Mitochondrial chaperone, TRAP1 as a potential pharmacological target to combat cancer metabolism.

The stress response forms the most ancient defense system in living cells. Heat shock proteins (Hsps) are highly conserved across species and play major roles in mounting the stress response. The emerging information now suggests that Hsp90 family of chaperones display additional cellular roles contributing to diseases like cancer. For this reason, pharmacological targeting of Hsp90 has emerged as a novel antitumor strategy. However, its mitochondrial homologue TRAP1 has not been implicated in cancer with conclusive mechanistic insights.

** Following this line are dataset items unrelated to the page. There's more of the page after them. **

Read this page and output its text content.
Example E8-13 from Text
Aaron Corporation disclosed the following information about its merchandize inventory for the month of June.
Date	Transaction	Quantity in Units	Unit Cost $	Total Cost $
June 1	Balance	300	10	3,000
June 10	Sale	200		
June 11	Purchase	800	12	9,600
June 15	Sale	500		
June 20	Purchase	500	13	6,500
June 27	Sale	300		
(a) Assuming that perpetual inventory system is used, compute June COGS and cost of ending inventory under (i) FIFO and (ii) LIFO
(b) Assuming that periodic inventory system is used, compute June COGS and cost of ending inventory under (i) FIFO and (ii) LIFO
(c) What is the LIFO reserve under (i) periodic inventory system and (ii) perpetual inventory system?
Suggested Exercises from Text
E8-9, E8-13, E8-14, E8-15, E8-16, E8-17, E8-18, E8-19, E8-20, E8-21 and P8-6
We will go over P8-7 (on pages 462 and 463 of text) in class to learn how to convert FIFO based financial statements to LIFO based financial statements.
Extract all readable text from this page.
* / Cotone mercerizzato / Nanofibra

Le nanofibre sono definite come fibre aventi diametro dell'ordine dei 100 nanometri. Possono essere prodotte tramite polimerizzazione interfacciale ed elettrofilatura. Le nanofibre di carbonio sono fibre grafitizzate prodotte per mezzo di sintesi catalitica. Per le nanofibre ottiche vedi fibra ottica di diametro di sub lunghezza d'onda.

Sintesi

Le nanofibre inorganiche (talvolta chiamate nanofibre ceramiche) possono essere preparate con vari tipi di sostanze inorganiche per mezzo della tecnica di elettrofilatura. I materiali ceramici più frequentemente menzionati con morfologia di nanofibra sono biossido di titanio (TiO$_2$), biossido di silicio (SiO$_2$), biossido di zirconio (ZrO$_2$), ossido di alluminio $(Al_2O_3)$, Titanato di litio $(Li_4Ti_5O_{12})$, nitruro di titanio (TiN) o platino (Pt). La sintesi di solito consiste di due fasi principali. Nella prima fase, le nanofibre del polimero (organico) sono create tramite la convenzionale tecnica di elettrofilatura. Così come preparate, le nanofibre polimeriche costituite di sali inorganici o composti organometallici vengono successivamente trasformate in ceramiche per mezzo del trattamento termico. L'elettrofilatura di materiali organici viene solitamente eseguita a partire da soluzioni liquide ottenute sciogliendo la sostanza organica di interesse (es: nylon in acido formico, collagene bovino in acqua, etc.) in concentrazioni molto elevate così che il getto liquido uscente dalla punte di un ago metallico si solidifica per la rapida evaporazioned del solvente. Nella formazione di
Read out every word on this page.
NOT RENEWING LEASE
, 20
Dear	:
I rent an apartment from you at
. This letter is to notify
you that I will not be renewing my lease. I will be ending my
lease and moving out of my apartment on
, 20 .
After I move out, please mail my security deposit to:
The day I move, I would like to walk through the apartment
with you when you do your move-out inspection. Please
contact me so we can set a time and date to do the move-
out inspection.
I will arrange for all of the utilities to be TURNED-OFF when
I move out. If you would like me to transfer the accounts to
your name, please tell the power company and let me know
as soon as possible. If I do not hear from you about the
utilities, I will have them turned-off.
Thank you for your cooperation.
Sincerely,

Since understanding the mutational spectrum of cancer cells indicates the outcome of the disease as well as treatment response, we examined mutational spectrum of TRAP1. Our in silico analyses of TRAP1 SNPs and CNVs correlated with the aggressive cancer phenotypes, and are found to be predominant over Hsp90 itself. The increased CNVs have been correlated with increased expression of TRAP1 in metastatic cancer cells, increased ATP production, and decreased oxygen consumption rate of mitochondria. Examining TRAP1 knockdown as well as over expression in metastatic cancer cells furthered our understanding that TRAP1 likely to facilitate the altered energy metabolism in the functional compromise of mitochondrial OXPHOS. Interestingly, the increased ATP levels in the TRAP1 background are found to be independent of glucose oxidation. Our results suggest TRAP1 role in triggering the alternate energy metabolism in cancer cells. Since targeting tumor metabolism is considered as an alternate strategy to combat cancer, we propose pharmacological targeting of TRAP1 to target alternate energy metabolism.